Alabama v. Arizona, 291 U.S. 286 (1934)
U.S. Supreme CourtAlabama v. Arizona, 291 U.S. 286 (1934)
Alabama v. Arizona
No. ___, original
Argued January 9, 1934
Decided February 5, 1934
291 U.S. 286
1. A bill by a state seeking to enjoin five other states from enforcing their statutes against open market sale of products of prison labor, upon the ground that such statutes, and an Act of Congress purporting to divest such products of their interstate character, operate unconstitutionally to deprive the complainant of its interstate markets for goods produced in its prison farms and factories, held multifarious. Bitterman v. Louisville & N. R. Co., 207 U. S. 205. P. 291 U. S. 290.
2. This Court may not be called on to give advisory opinions or to pronounce declaratory judgments. P. 291 U. S. 291.
3. Application by a state for leave to file a bill to enjoin other states from enforcing their laws will not be granted unless the facts alleged
are clearly sufficient to call for decree in it favor and the threatened injury is clearly shown to be serious and imminent. P. 291 U. S. 291.

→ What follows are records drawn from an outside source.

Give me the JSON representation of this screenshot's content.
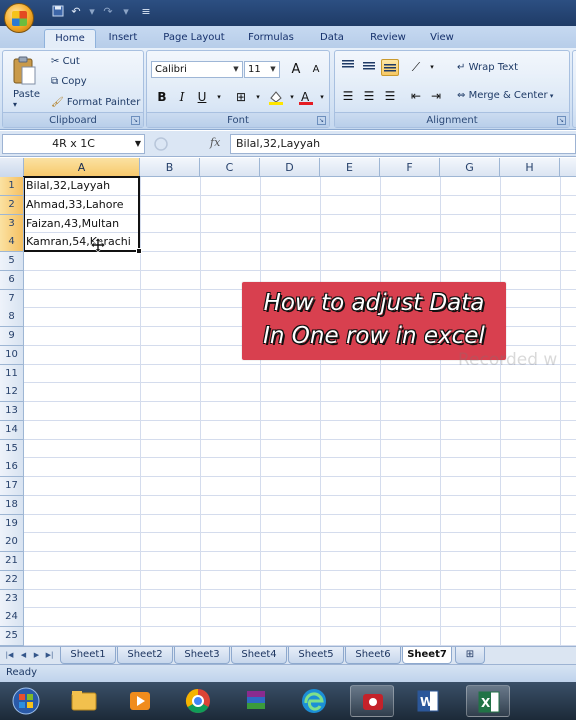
{
  "app": {
    "ribbon_tabs": [
      "Home",
      "Insert",
      "Page Layout",
      "Formulas",
      "Data",
      "Review",
      "View"
    ],
    "active_tab": "Home"
  },
  "clipboard": {
    "paste": "Paste",
    "cut": "Cut",
    "copy": "Copy",
    "format_painter": "Format Painter",
    "label": "Clipboard"
  },
  "font": {
    "name": "Calibri",
    "size": "11",
    "label": "Font",
    "bold": "B",
    "italic": "I",
    "underline": "U",
    "grow": "A",
    "shrink": "A"
  },
  "alignment": {
    "wrap_text": "Wrap Text",
    "merge_center": "Merge & Center",
    "label": "Alignment"
  },
  "formula_bar": {
    "name_box": "4R x 1C",
    "fx": "fx",
    "content": "Bilal,32,Layyah"
  },
  "columns": [
    "A",
    "B",
    "C",
    "D",
    "E",
    "F",
    "G",
    "H"
  ],
  "rows": [
    "1",
    "2",
    "3",
    "4",
    "5",
    "6",
    "7",
    "8",
    "9",
    "10",
    "11",
    "12",
    "13",
    "14",
    "15",
    "16",
    "17",
    "18",
    "19",
    "20",
    "21",
    "22",
    "23",
    "24",
    "25"
  ],
  "cells": [
    {
      "ref": "A1",
      "value": "Bilal,32,Layyah"
    },
    {
      "ref": "A2",
      "value": "Ahmad,33,Lahore"
    },
    {
      "ref": "A3",
      "value": "Faizan,43,Multan"
    },
    {
      "ref": "A4",
      "value": "Kamran,54,Karachi"
    }
  ],
  "overlay": {
    "line1": "How to adjust Data",
    "line2": "In One row in excel",
    "watermark": "Recorded w"
  },
  "sheets": [
    "Sheet1",
    "Sheet2",
    "Sheet3",
    "Sheet4",
    "Sheet5",
    "Sheet6",
    "Sheet7"
  ],
  "active_sheet": "Sheet7",
  "status": "Ready",
  "taskbar_icons": [
    "windows-start-icon",
    "file-explorer-icon",
    "media-player-icon",
    "chrome-icon",
    "winrar-icon",
    "edge-icon",
    "screen-recorder-icon",
    "word-icon",
    "excel-icon"
  ],
  "colors": {
    "accent": "#d8404f",
    "selection_header": "#f7c86a",
    "ribbon": "#d3e2f4",
    "title": "#1f3b66"
  }
}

4. In the absence of specific showing to the contrary, it will be presumed that no state will attempt to enforce an unconstitutional enactment to the detriment of another. P. 292.

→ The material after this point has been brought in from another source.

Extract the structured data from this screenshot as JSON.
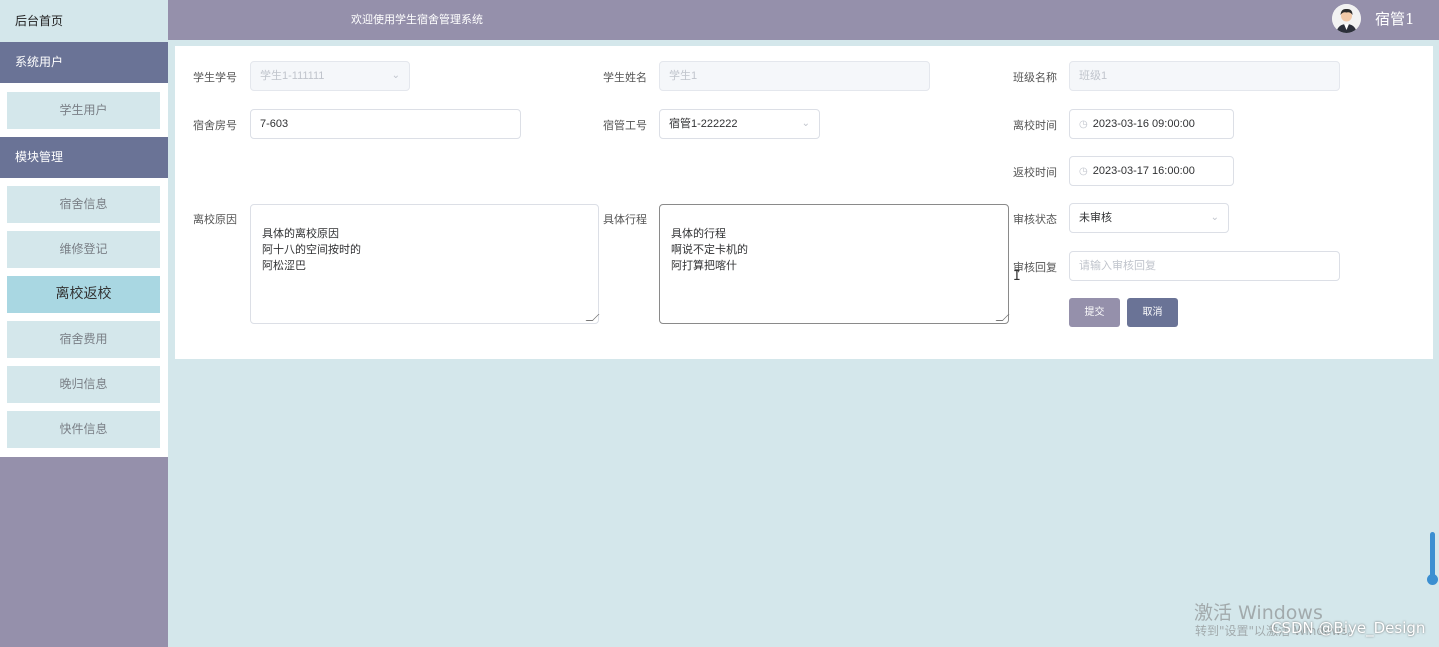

5. In a suit by a state to prevent other states from enforcing their statutes, the burden upon the plaintiff to establish fully and clearly all essential elements of is case is greater than that generally required to be borne by one seeking an injunction in a suit between private parties. P. 291 U. S. 292.
Leave to file denied.
Application by the State of Alabama for leave to file a bill for an injunction against five other states.